Howard argues that the reason that (a) the stock market has increased since the 1930s; and (b) that income inequality has grown to a greater degree than ever before are the same. By making credit easily available to Wall Street via creating new monetary reserves and expanding the money supply, (a) investment in the stock market has been spurred and the stock market has risen and (b) those with most access to credit and ability to buy stocks, the ultra-wealthy, have enjoyed the greatest increases in wealth.
In other words, the increase in income inequality has been supported by several government policies advocated by liberals, the left and by liberal economics. First, the Fed's ability to manage the money supply has given it the power to inflate, causing inflation since the 1930s. Second, by giving the wealthy best access to credit, they have become wealthier at the expense of the common person.
I also would add two additional points to Howard's analysis. Third, the income tax established around the same time as the Fed, limits capital accumulation by the poor, limiting the new ideas and competition that can be introduced into the economy and protecting wealthy Princeton grads, incompetently educated by quacks like Paul Krugman, from competition. Fourth, by adding regulation and government intrusion in fields like education (yes, I benefit), health care, and other public sector programs the New Deal policies have limited entrepreneurs' abilities to compete even when they do accumulate capital for start-ups.
The policies of central management of the money supply, income taxation, and economic regulation all lead to exclude the poor from economic progress, limit entrepreneurship and innovation and transfer wealth (via the creation of new monetary reserves and subsequent inflation) from poor to rich.

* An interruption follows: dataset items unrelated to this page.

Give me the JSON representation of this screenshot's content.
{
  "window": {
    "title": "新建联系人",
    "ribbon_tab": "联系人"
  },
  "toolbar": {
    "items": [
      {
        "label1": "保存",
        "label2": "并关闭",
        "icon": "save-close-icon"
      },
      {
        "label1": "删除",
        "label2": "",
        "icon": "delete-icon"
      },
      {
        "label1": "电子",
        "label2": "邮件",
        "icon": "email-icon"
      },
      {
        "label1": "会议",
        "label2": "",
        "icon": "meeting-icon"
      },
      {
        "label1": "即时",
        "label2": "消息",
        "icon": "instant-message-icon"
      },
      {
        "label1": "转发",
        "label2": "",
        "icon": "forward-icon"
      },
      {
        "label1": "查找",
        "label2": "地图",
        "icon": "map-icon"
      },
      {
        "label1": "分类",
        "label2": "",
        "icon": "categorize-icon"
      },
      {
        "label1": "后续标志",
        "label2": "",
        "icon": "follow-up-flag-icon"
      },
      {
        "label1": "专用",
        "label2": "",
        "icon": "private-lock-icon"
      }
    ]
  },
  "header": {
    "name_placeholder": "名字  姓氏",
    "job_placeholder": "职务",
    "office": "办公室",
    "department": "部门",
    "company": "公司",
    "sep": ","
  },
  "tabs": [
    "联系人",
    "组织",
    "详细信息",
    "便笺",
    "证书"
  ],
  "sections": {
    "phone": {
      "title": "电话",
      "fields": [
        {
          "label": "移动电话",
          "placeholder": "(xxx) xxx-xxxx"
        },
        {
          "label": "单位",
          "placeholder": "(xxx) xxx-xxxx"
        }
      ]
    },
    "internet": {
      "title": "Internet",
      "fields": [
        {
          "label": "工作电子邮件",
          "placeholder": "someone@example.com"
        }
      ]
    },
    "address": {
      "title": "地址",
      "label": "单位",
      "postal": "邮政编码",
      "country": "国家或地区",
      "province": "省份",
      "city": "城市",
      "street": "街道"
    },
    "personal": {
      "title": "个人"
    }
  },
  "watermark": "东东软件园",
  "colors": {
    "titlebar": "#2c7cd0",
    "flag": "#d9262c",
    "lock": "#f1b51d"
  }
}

One additional point of Howard's that I would mention is that the emphasis on monetary expansion and credit coupled with the income tax and expansion of the money supply has changed the nature of the rich and the nature of New York City. When I was a lad, it was still expected that the way to become rich was by starting a successful manufacturing firm, such as through an invention, development of better processes or better marketing. That is no longer true. The chief wealthy of today are Wall Street investment experts and hedge fund operators. The 19th century pattern of John D. Rockefeller's saving his salary to start a store and then using the profits from the store to buy an oil company hardly exists any more. The mega-wealthy are all in areas with access to fast credit and financial manipulation, not manufacturing. They are mostly from wealthy backgrounds (unlike Rockefeller), educated by the left-wing academics who claim to favor the poor. None of them contribute much to the economy. Some might quibble and say that investors make the economy more efficient. But can anyone say with a straight face that the folks on Wall Street contribute anything to the economy in the same league as Tesla or Edison? What a laugh. Yet, the hedge fund managers of today are earning $250 million a year, more than any of the "robber barons" of the 19th century.
Where are today's Teslas and Edisons? They have been forced out by Wall Street and its few favored industries, with the left and acdemia cheering them on.